Commentators I have read seem a little concerned that yearly inflation (chart 2) is still too low for comfort, but the first graph (chart 1) clearly shows that prices for July and August have increased significantly after a three month deflationary period through April to June. The July and August price changes actually represent annualised inflation of 3.70% and 3.05% respectively and are the highest recorded since August 2009. I wouldn't be surprised if US GDP in Q3 was positive now, though there is still room for a decline in Q4.

Download the CPI release here.

My own charts:

The Real Interest Rate chart above (10 year bond rates minus annual inflation) shows that interest rates have declined faster than inflation in the past two months, so while bond rates are historically very low, deflationary effects have been minimised. This means that real interest rates continue to be expansionary.

The spread between 10 year bond rates and the Federal Funds Rate can be used to determine recessionary environments.

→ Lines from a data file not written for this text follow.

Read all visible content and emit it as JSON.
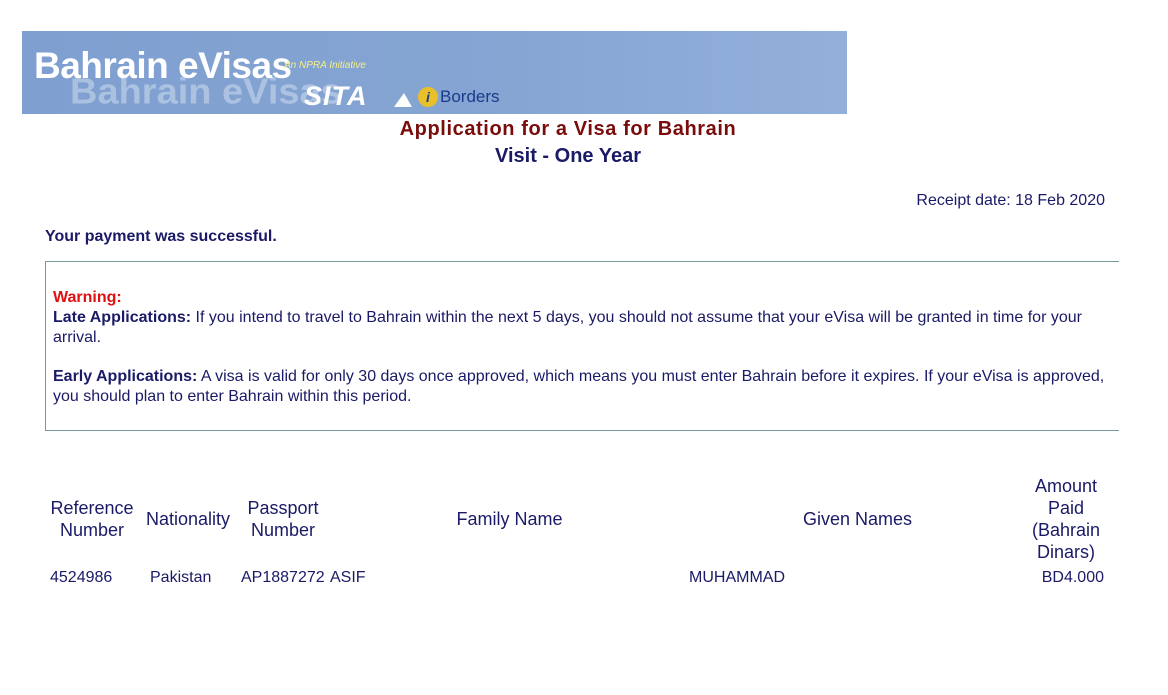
{
  "banner": {
    "title": "Bahrain eVisas",
    "shadow_text": "Bahrain eVisas",
    "tagline": "An NPRA Initiative",
    "sita_logo": "SITA",
    "iborders_icon": "i",
    "iborders_text": "Borders"
  },
  "page": {
    "title": "Application for a Visa for Bahrain",
    "subtitle": "Visit - One Year",
    "receipt": "Receipt date: 18 Feb 2020",
    "success_message": "Your payment was successful."
  },
  "warning": {
    "label": "Warning:",
    "late_title": "Late Applications:",
    "late_text": " If you intend to travel to Bahrain within the next 5 days, you should not assume that your eVisa will be granted in time for your arrival.",
    "early_title": "Early Applications:",
    "early_text": " A visa is valid for only 30 days once approved, which means you must enter Bahrain before it expires. If your eVisa is approved, you should plan to enter Bahrain within this period."
  },
  "table": {
    "headers": {
      "reference": "Reference Number",
      "nationality": "Nationality",
      "passport": "Passport Number",
      "family": "Family Name",
      "given": "Given Names",
      "amount": "Amount Paid (Bahrain Dinars)"
    },
    "rows": [
      {
        "reference": "4524986",
        "nationality": "Pakistan",
        "passport": "AP1887272",
        "family": "ASIF",
        "given": "MUHAMMAD",
        "amount": "BD4.000"
      }
    ]
  },
  "colors": {
    "banner": "#86a5d3",
    "title": "#7a0c0c",
    "text": "#1a1a66",
    "warning": "#e01010"
  }
}
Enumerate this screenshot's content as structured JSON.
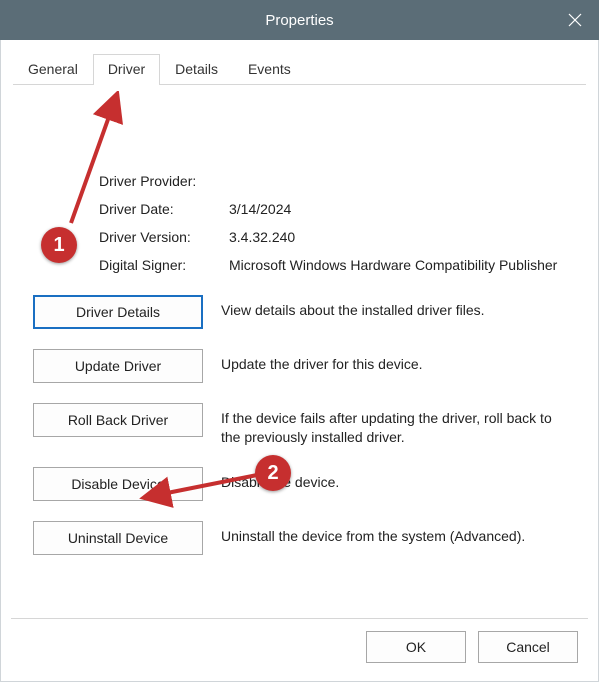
{
  "title": "Properties",
  "tabs": [
    {
      "label": "General"
    },
    {
      "label": "Driver"
    },
    {
      "label": "Details"
    },
    {
      "label": "Events"
    }
  ],
  "active_tab_index": 1,
  "info": {
    "provider_label": "Driver Provider:",
    "provider_value": "",
    "date_label": "Driver Date:",
    "date_value": "3/14/2024",
    "version_label": "Driver Version:",
    "version_value": "3.4.32.240",
    "signer_label": "Digital Signer:",
    "signer_value": "Microsoft Windows Hardware Compatibility Publisher"
  },
  "actions": {
    "details": {
      "btn": "Driver Details",
      "desc": "View details about the installed driver files."
    },
    "update": {
      "btn": "Update Driver",
      "desc": "Update the driver for this device."
    },
    "rollback": {
      "btn": "Roll Back Driver",
      "desc": "If the device fails after updating the driver, roll back to the previously installed driver."
    },
    "disable": {
      "btn": "Disable Device",
      "desc": "Disable the device."
    },
    "uninstall": {
      "btn": "Uninstall Device",
      "desc": "Uninstall the device from the system (Advanced)."
    }
  },
  "footer": {
    "ok": "OK",
    "cancel": "Cancel"
  },
  "annotations": {
    "badge1": "1",
    "badge2": "2"
  }
}
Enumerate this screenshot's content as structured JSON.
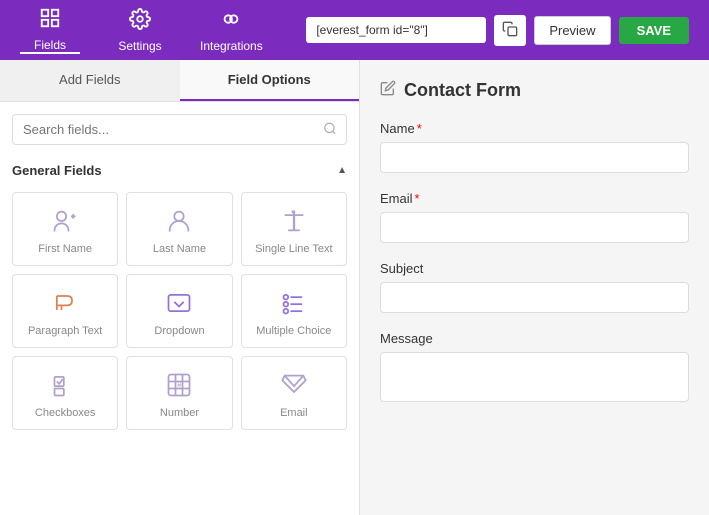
{
  "header": {
    "nav_items": [
      {
        "id": "fields",
        "label": "Fields",
        "active": true
      },
      {
        "id": "settings",
        "label": "Settings",
        "active": false
      },
      {
        "id": "integrations",
        "label": "Integrations",
        "active": false
      }
    ],
    "shortcode": "[everest_form id=\"8\"]",
    "preview_label": "Preview",
    "save_label": "SAVE"
  },
  "left_panel": {
    "tab_add_fields": "Add Fields",
    "tab_field_options": "Field Options",
    "search_placeholder": "Search fields...",
    "section_general": "General Fields",
    "fields": [
      {
        "id": "first-name",
        "label": "First Name",
        "icon_type": "first-name"
      },
      {
        "id": "last-name",
        "label": "Last Name",
        "icon_type": "last-name"
      },
      {
        "id": "single-line",
        "label": "Single Line Text",
        "icon_type": "text"
      },
      {
        "id": "paragraph",
        "label": "Paragraph Text",
        "icon_type": "paragraph"
      },
      {
        "id": "dropdown",
        "label": "Dropdown",
        "icon_type": "dropdown"
      },
      {
        "id": "multiple-choice",
        "label": "Multiple Choice",
        "icon_type": "multiple-choice"
      },
      {
        "id": "checkboxes",
        "label": "Checkboxes",
        "icon_type": "checkboxes"
      },
      {
        "id": "number",
        "label": "Number",
        "icon_type": "number"
      },
      {
        "id": "email",
        "label": "Email",
        "icon_type": "email"
      }
    ]
  },
  "right_panel": {
    "form_title": "Contact Form",
    "fields": [
      {
        "id": "name",
        "label": "Name",
        "required": true,
        "type": "input"
      },
      {
        "id": "email",
        "label": "Email",
        "required": true,
        "type": "input"
      },
      {
        "id": "subject",
        "label": "Subject",
        "required": false,
        "type": "input"
      },
      {
        "id": "message",
        "label": "Message",
        "required": false,
        "type": "textarea"
      }
    ]
  }
}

When the Federal Funds Rate exceeds 10 year bond rates, and the spread is negative (as shown in the middle region of the graph), historical data indicates that a recession will follow, which of course it did in December 2007. In August the spread fell to 251 basis points (10 Year bonds averaged 2.70% while the Federal Funds Rate averaged 0.19%), which indicates a movement towards contraction. Assuming that the Fed won't raise rates and can't lower rates any more than what they already are, any reduction in this spread will be due to a further fall in 10 year bond rates.